What was impressive was that what the team said a year ago that they would do is exactly what they did. Incredible!! I asked how this happened. The team leader explained matter of factly that they reviewed their progress against the original plan during the year. Again, incredible!!
The results spoke for themselves. We know the theory. Do we practice it? They did in Ghana last year. This is not rocket science is it?
Want another meeting? I’m sorry to day that is exactly what the 4th of the 4 Disciplines of Execution is.
So, is this optional?
No. This is not just another meeting. This is THE meeting each week to ensure that progress is being made on the single most important issue for the team. The Wildly Important Goal of which this meeting is the subject is the thing that, at the end of the year is THE one thing that must happen, even if all other things don’t happen. If anything is to be achieved this year, then the subject of this meeting is it.
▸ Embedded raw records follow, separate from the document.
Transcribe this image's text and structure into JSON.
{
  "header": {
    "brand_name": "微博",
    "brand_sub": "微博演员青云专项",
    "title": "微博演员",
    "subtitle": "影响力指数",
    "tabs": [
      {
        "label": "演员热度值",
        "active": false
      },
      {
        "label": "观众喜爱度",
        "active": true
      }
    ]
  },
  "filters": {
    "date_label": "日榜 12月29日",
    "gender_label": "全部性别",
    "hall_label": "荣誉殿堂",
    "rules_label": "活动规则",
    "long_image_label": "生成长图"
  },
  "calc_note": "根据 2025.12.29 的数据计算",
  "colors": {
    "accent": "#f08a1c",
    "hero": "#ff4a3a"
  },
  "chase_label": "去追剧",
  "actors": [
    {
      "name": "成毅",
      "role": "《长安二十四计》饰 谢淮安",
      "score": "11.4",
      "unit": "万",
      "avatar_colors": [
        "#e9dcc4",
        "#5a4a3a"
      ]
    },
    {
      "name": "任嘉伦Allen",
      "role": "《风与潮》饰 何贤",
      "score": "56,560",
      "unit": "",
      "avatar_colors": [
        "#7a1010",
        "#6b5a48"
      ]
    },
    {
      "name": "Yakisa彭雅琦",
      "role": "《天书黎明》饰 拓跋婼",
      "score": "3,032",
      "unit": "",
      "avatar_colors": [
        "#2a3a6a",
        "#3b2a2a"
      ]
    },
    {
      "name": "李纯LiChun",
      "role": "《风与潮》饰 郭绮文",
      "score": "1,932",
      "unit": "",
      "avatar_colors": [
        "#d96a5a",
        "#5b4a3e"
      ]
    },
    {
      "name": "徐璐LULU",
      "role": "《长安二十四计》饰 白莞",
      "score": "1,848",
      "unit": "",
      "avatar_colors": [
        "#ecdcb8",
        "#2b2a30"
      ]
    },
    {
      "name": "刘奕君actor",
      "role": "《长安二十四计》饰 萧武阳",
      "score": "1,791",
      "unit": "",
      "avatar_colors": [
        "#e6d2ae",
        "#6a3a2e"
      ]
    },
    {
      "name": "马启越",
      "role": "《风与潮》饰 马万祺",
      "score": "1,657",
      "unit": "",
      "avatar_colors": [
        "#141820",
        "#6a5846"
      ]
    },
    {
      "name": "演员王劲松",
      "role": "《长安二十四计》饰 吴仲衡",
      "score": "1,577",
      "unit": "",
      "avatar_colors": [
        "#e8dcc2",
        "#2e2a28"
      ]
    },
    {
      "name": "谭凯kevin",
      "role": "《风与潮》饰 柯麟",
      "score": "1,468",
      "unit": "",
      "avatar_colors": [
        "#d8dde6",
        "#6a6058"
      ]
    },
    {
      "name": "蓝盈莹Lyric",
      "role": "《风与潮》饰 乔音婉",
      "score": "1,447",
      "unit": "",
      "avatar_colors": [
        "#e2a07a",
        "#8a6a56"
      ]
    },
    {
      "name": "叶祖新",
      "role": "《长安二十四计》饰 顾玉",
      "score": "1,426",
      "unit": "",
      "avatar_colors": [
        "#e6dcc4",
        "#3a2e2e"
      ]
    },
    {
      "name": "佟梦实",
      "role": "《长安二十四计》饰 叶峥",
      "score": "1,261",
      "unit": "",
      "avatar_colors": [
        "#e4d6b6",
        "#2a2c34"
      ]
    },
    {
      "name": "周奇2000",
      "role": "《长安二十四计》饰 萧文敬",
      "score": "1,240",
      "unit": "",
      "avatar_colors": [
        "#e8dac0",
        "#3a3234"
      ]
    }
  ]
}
Why would anything else be more important than the most important thing that needs to be achieved by the team? Of all of the meetings that you could attend or host this week, this is the ONE meeting that is the MUST.
Could these meetings be monthly? Yes, they could. However, if this WIG is the one thing that must happen this year, why would you want to wait a month before finding out that nothing had happened on this goal for the last month?
Without regular reviews of progress towards strategic goals, most people will get swamped by the urgent. You’d think that goals that are defined as strategically important would automatically be reviewed. Experience tells me that this is not so. In fact, the opposite can occur. When people are swamped by the urgent, taking time to remind oneself that what is truly important is not happening can be embarrassing, and avoided.
Sean Covey in 4 Disciplines of Execution recommends weekly reviews of lead measurements. I think that lag measurements (or the desired outcomes or goals) should also be reviewed, just in case the lead measurements are not leading to the correct lag effects.
Covey recommends frequent, but short, reviews of progress. I agree. This keeps the goals in the front of the minds of those people who would otherwise be swamped by the urgent. I can remember many projects when we were developing telecoms products that did not have regular reviews. I don’t remember them being consistently delivered on time. This is Project Management 101, and I’ve paid for not following it before.
This principle applies to any project. During 2 hour meetings we review progress against an agenda to see if we are still on track to do what we wanted to do during the time allocated. Similarly, we should regularly review macro progress to macro level goals over the life cycle of the strategy to achieve that goal.
I have concluded that daily or weekly 15 or 30 minute stand-up meetings in the short-term can save a lot of crisis management and war-room meetings in the long-term.